GitHub employee installs malicious VS Code extension, exposing 3,800 repos
Serge Bulaev
A GitHub employee may have exposed about 3,800 internal projects after installing a malicious Visual Studio Code extension linked to TeamPCP. The attacker appears to have cloned these private repositories, but GitHub says there is no evidence that customer data was leaked. Security experts suggest the attack is part of a larger Shai-Hulud campaign that targets software supply chains. Investigations are ongoing, and it is not clear what specific data was taken from the repositories. This case suggests companies should be careful with third-party developer tools, as they may create security risks.

A GitHub employee installed a malicious Visual Studio Code extension, leading to a significant security breach that exposed approximately 3,800 of the company's internal repositories. The incident, attributed to a group known as TeamPCP, underscores the growing supply-chain risks associated with third-party developer tools. While GitHub reports no customer data was compromised, the event serves as a critical case study for engineering teams globally.
How Did the Breach Happen?
The breach occurred after an employee installed a malicious VS Code extension linked to the threat actor TeamPCP. This extension, running with the developer's permissions, quietly accessed and cloned around 3,800 of GitHub's internal code repositories, highlighting significant supply-chain security risks.
The attack chain began when an employee installed a poisoned VS Code extension masquerading as the legitimate "Nx Console" tool. According to reports from Sophos and Varonis, the extension used the employee's existing OAuth tokens to clone thousands of internal projects. Because the extension ran within the developer's IDE, it inherited all their access rights, allowing the attacker to bypass other security controls without exploiting a vulnerability in GitHub itself.
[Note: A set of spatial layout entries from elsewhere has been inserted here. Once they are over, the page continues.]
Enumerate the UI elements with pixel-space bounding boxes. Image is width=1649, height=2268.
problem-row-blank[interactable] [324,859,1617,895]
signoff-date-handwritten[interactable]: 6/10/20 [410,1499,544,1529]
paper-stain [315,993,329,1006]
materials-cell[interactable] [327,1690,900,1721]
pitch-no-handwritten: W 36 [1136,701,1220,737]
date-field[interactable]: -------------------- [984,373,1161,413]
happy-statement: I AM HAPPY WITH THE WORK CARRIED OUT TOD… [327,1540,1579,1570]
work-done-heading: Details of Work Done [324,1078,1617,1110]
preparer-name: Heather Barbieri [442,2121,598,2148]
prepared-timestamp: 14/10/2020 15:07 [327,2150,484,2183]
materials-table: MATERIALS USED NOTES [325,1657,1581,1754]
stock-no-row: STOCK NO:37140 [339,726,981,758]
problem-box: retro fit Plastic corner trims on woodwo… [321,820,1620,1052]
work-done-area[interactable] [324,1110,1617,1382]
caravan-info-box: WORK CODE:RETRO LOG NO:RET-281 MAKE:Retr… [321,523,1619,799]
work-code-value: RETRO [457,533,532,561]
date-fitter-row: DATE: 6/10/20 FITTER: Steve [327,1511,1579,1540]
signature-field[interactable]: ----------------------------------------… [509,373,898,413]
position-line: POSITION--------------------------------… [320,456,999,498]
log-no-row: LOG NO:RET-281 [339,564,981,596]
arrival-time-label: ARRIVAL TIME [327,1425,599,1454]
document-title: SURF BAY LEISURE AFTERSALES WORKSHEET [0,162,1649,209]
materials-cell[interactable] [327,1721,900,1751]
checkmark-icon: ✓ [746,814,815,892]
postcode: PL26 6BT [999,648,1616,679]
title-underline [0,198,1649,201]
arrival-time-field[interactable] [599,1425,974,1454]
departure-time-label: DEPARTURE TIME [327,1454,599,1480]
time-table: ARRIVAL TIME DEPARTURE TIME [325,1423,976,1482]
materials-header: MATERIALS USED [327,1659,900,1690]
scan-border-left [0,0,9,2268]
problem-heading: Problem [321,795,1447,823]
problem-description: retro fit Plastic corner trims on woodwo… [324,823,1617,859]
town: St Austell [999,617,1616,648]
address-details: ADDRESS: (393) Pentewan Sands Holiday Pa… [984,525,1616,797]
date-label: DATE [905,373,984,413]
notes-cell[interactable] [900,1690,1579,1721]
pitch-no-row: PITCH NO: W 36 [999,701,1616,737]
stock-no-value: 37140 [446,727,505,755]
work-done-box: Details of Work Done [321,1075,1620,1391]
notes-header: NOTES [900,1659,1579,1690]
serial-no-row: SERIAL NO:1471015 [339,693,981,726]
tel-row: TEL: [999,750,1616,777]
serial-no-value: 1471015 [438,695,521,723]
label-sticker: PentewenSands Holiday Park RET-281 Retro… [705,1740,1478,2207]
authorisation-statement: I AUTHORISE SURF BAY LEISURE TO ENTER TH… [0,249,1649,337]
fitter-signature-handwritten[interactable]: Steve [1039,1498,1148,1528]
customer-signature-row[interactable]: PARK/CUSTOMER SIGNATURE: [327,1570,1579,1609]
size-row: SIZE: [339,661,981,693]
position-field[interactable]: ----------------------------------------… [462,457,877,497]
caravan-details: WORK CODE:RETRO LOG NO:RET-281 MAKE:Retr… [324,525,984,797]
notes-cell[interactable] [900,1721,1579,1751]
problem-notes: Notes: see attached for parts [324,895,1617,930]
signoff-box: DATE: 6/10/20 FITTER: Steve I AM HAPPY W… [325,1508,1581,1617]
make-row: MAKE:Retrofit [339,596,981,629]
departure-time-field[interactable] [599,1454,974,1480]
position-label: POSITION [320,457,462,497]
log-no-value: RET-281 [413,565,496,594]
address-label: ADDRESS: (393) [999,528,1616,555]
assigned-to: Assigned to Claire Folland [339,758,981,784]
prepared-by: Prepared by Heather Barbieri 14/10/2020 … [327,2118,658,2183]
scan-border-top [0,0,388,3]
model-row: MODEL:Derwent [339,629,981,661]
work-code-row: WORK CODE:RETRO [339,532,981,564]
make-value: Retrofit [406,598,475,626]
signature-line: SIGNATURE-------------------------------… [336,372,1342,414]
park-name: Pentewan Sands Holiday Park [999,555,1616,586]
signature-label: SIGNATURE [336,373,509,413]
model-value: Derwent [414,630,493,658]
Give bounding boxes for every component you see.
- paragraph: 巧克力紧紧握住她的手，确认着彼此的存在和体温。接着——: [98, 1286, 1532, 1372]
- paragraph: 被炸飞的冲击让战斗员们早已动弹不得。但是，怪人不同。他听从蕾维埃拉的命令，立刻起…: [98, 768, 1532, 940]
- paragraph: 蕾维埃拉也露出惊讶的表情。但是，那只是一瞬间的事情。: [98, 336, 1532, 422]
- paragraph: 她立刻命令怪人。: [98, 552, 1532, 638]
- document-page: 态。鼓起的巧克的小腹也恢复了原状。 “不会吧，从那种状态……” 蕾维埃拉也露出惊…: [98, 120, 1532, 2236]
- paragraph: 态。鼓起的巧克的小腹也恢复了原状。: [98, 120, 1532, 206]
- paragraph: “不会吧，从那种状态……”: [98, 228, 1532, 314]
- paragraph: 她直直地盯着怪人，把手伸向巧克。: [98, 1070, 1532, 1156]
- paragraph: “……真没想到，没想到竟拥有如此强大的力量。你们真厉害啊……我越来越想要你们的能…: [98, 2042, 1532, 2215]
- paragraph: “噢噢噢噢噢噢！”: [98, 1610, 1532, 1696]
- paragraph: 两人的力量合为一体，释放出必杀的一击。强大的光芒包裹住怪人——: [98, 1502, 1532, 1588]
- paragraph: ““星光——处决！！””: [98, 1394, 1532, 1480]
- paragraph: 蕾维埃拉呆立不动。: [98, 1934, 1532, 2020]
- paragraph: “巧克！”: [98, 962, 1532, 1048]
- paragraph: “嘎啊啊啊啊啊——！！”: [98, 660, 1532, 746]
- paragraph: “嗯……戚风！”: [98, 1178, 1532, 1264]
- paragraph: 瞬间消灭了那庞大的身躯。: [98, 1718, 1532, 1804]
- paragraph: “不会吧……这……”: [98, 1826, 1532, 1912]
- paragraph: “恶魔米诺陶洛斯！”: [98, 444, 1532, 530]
Public statements gathered by TechCrunch confirm this was the primary intrusion vector.
Why Are IDE Extensions a Major Supply-Chain Risk?
This incident is part of a broader campaign targeting the software supply chain. Modern IDE extensions are a powerful weapon for attackers for several reasons:
- Inherited Permissions: A single installation grants the extension the same access level as its user. In this case, one developer's machine provided a gateway to thousands of repositories.
- Stealthy Updates: Extensions often auto-update silently, allowing a benign tool to be replaced with a malicious version without user interaction.
- Broad File System Access: Plugins frequently request broad permissions to the workspace and file system, enabling them to read source code, shell history, and cached credentials like GitHub tokens.
- Publisher Impersonation: Attackers can use typosquatting or hijack legitimate publisher accounts. The malicious extension mimicked the real "@nrwl" namespace, a tactic seen in the wider Mini Shai-Hulud campaign. That campaign, detailed in a StepSecurity report, has used self-propagating worms and OIDC token theft. According to Phoenix Security, a recent wave hit 323 packages with 16 million weekly downloads.
What Was the Impact of the Breach?
The 3,800 cloned repositories contained proprietary source code, internal configuration files, and deployment scripts. Following the breach, the attackers reportedly advertised the data archive for sale on underground forums with an asking price exceeding $50,000, according to Sophos.
While GitHub stated there is "no evidence" of customer data exposure, the stolen build logic and internal code could be weaponized in future attacks against downstream users or services that depend on GitHub's infrastructure. In related campaigns, TeamPCP has used exfiltrated tokens to create thousands of public GitHub repositories as dead-drops for staging malware.
How Was the Intrusion Discovered and Contained?
GitHub's response was rapid, focusing on containment and credential rotation.
According to industry reports, GitHub detected and contained the compromise of the employee device involving the poisoned VS Code extension. The malicious extension was removed from the VS Code Marketplace and the compromised endpoint was isolated. GitHub began rotating critical secrets, prioritizing the highest-impact credentials first, according to Infosecurity Magazine. The company also reviewed forensic logs and implemented behavioral detections to flag anomalous mass-repository clone activity.
Result: The breach was contained to internal repositories, with no customer repository data loss reported.
What Steps Should Engineering Teams Take Now?
This incident provides several urgent defensive lessons for all development teams:
- Inventory all IDE extensions: Treat every plugin as enterprise software requiring vetting.
- Control updates: Pin extension versions to specific, trusted commit hashes and disable automatic updates on developer workstations.
- Rotate credentials: Assume exposure and rotate all tokens and SSH keys that have access to sensitive systems like GitHub, npm, or cloud providers.
- Enforce strong authentication: Mandate SSO and MFA for all developer identities and use just-in-time (JIT) elevation for access to sensitive repositories.
- Monitor for anomalous behavior: Implement behavioral detections to alert on suspicious activity, such as a single user cloning or downloading hundreds of repositories in a short period.
- Centralize secrets management: Move long-lived credentials off developer laptops and into secure stores like Vault, AWS Secrets Manager, or Azure Key Vault.